HfO2 is one of the most promising candidates to replace SiO2 as the gate dielectric because of its high permittivity, thermodynamic stability, and large energy-bandgap offset to Si. For simplicity of process integration, polycrystalline silicon (poly-Si) is preferred as a gate electrode material. However, the growth of an interfacial layer at the surface of the silicon upon high-temperature annealing (e.g., used for source/drain formation) increases the equivalent oxide thickness (EOT) and gate leakage current [1].
Polycrystalline silicon-germanium (poly-SiGe) has received much attention as an alternative gate-electrode material, because it alleviates gate depletion and boron penetration issues [2]. Recently, it was reported that the use of poly-SiGe results in thinner EOT for HfO2 gate dielectric [3].

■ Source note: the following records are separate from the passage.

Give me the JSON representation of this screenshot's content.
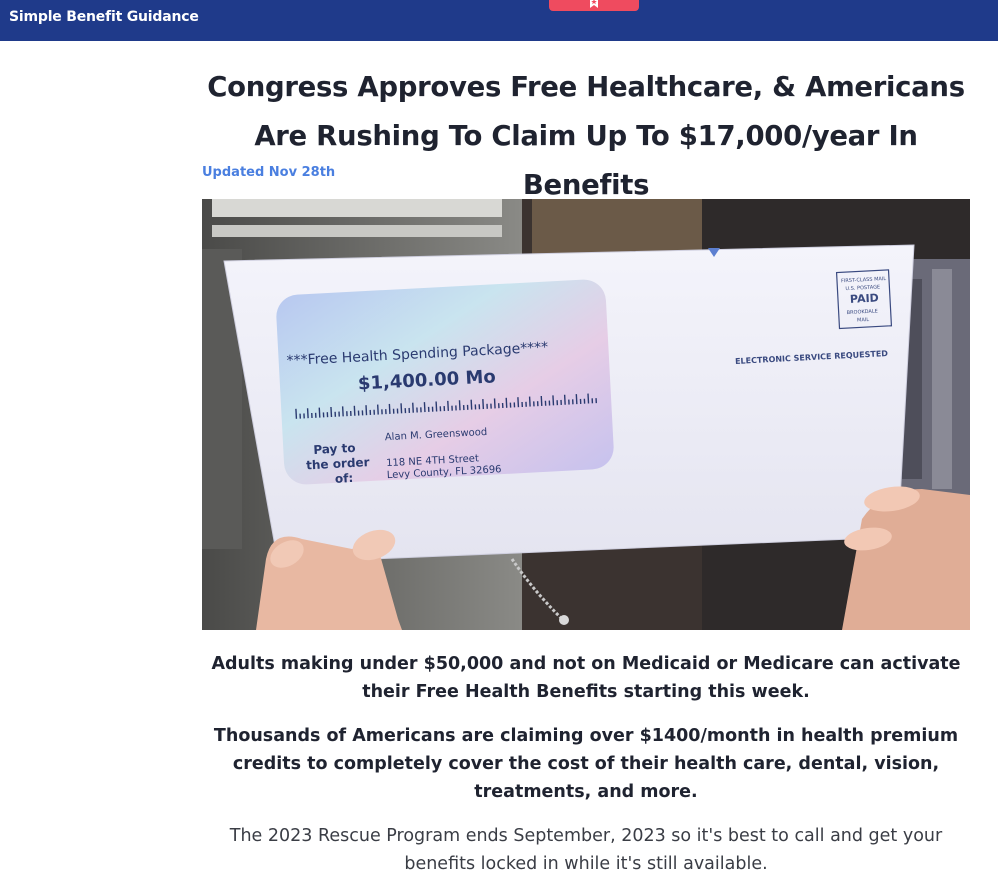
{
  "header": {
    "brand": "Simple Benefit Guidance",
    "accent_color": "#1f3a8a",
    "tab_color": "#ef4b5f",
    "tab_icon": "star-flag-icon"
  },
  "article": {
    "headline": "Congress Approves Free Healthcare, & Americans Are Rushing To Claim Up To $17,000/year In Benefits",
    "updated": "Updated Nov 28th",
    "date_color": "#4a7fe0",
    "hero": {
      "check_title": "***Free Health Spending Package****",
      "check_amount": "$1,400.00 Mo",
      "pay_to_label": "Pay to the order of:",
      "payee_name": "Alan M. Greenswood",
      "payee_address_1": "118 NE 4TH Street",
      "payee_address_2": "Levy County, FL 32696",
      "envelope_notice": "ELECTRONIC SERVICE REQUESTED",
      "postage_line_1": "FIRST-CLASS MAIL",
      "postage_line_2": "U.S. POSTAGE",
      "postage_paid": "PAID",
      "postage_line_3": "BROOKDALE",
      "postage_line_4": "MAIL"
    },
    "paragraphs": [
      "Adults making under $50,000 and not on Medicaid or Medicare can activate their Free Health Benefits starting this week.",
      "Thousands of Americans are claiming over $1400/month in health premium credits to completely cover the cost of their health care, dental, vision, treatments, and more.",
      "The 2023 Rescue Program ends September, 2023 so it's best to call and get your benefits locked in while it's still available."
    ]
  }
}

We investigate the mechanism responsible for this effect. Using MOS capacitors, the effect of the gate material and gate deposition rate on interfacial layer formation is studied. A conventional LPCVD furnace was used to deposit the gate materials (poly-Si and poly-Si0.8Ge0.2) at 550°C onto PVD HfO2 gate dielectric. The effect of gate deposition rate was studied by comparing the results for poly-Si deposited using SiH4 against those for poly-Si deposited using Si2H6. (The deposition rate for poly-Si using Si2H6 is about 8 times faster than that for poly-Si using SiH4; the deposition rate for Si0.8Ge0.2 is about 7 times faster than that for poly-Si using SiH4).